The representations, whether they are images, texts, videos, sounds, are increasingly open to analysis through automated text mining technology where a renowned blogger can mine for the general sentiment in the 100+ comments received each day, where hikers can identify a bird song through audio voice recognition technology, images of landmark sites can be used by image recognition software and databases to tell you where in the world you are.

So we now can start understanding our past and current. But, the NRC report also calls for forward-looking visualizations and modeling in order to predict and visualize future scenarios. But essentially this is characterized as a 'futuristic' and 'far beyond what we can do today'. Again, let me be more optimistic.
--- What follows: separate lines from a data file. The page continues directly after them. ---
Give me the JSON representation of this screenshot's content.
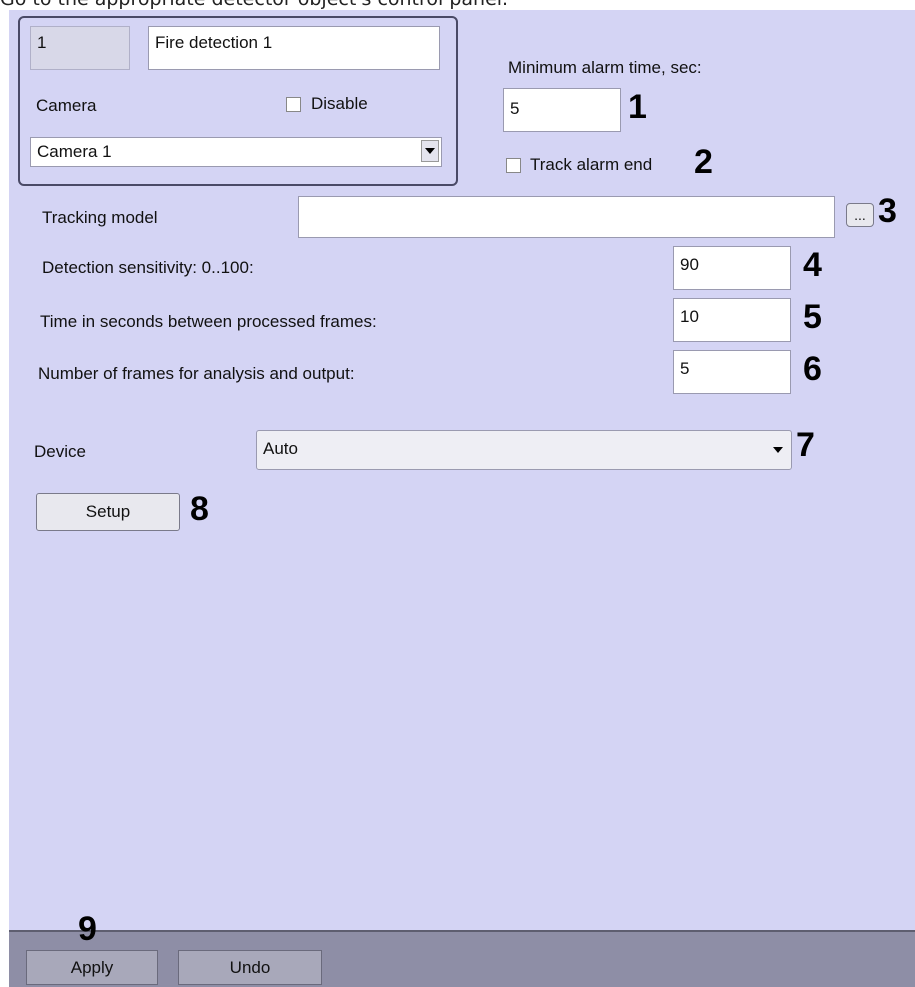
{
  "caption": "Go to the appropriate detector object's control panel.",
  "object": {
    "id": "1",
    "name": "Fire detection 1"
  },
  "camera": {
    "label": "Camera",
    "disable_label": "Disable",
    "selected": "Camera 1"
  },
  "min_alarm": {
    "label": "Minimum alarm time, sec:",
    "value": "5"
  },
  "track_alarm_end": {
    "label": "Track alarm end",
    "checked": false
  },
  "tracking_model": {
    "label": "Tracking model",
    "value": "",
    "browse_label": "..."
  },
  "sensitivity": {
    "label": "Detection sensitivity: 0..100:",
    "value": "90"
  },
  "time_between": {
    "label": "Time in seconds between processed frames:",
    "value": "10"
  },
  "num_frames": {
    "label": "Number of frames for analysis and output:",
    "value": "5"
  },
  "device": {
    "label": "Device",
    "selected": "Auto"
  },
  "setup_button": "Setup",
  "footer": {
    "apply": "Apply",
    "undo": "Undo"
  },
  "callouts": [
    "1",
    "2",
    "3",
    "4",
    "5",
    "6",
    "7",
    "8",
    "9"
  ]
}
Going to your local cafe can be turned into a game in Foursquare. In this manner game like simulations are increasingly becoming an integral part of our mirror worlds. In this manner we increasingly mix or augment reality with virtual and imaginary worlds. Simulation becomes part of the new cartography. 

Finally, as Bruno Latour recently argued, the avalanche of data have put us, social scientists, on par with physical scientist for the first time ever. I think this is true both in terms of data access and access to controlled simulation environments opening a new realm of computational social science.

1 comment:

  1. It is nice that you posted your comments here as I have to leave at 5pm that day... I enjoyed the reading.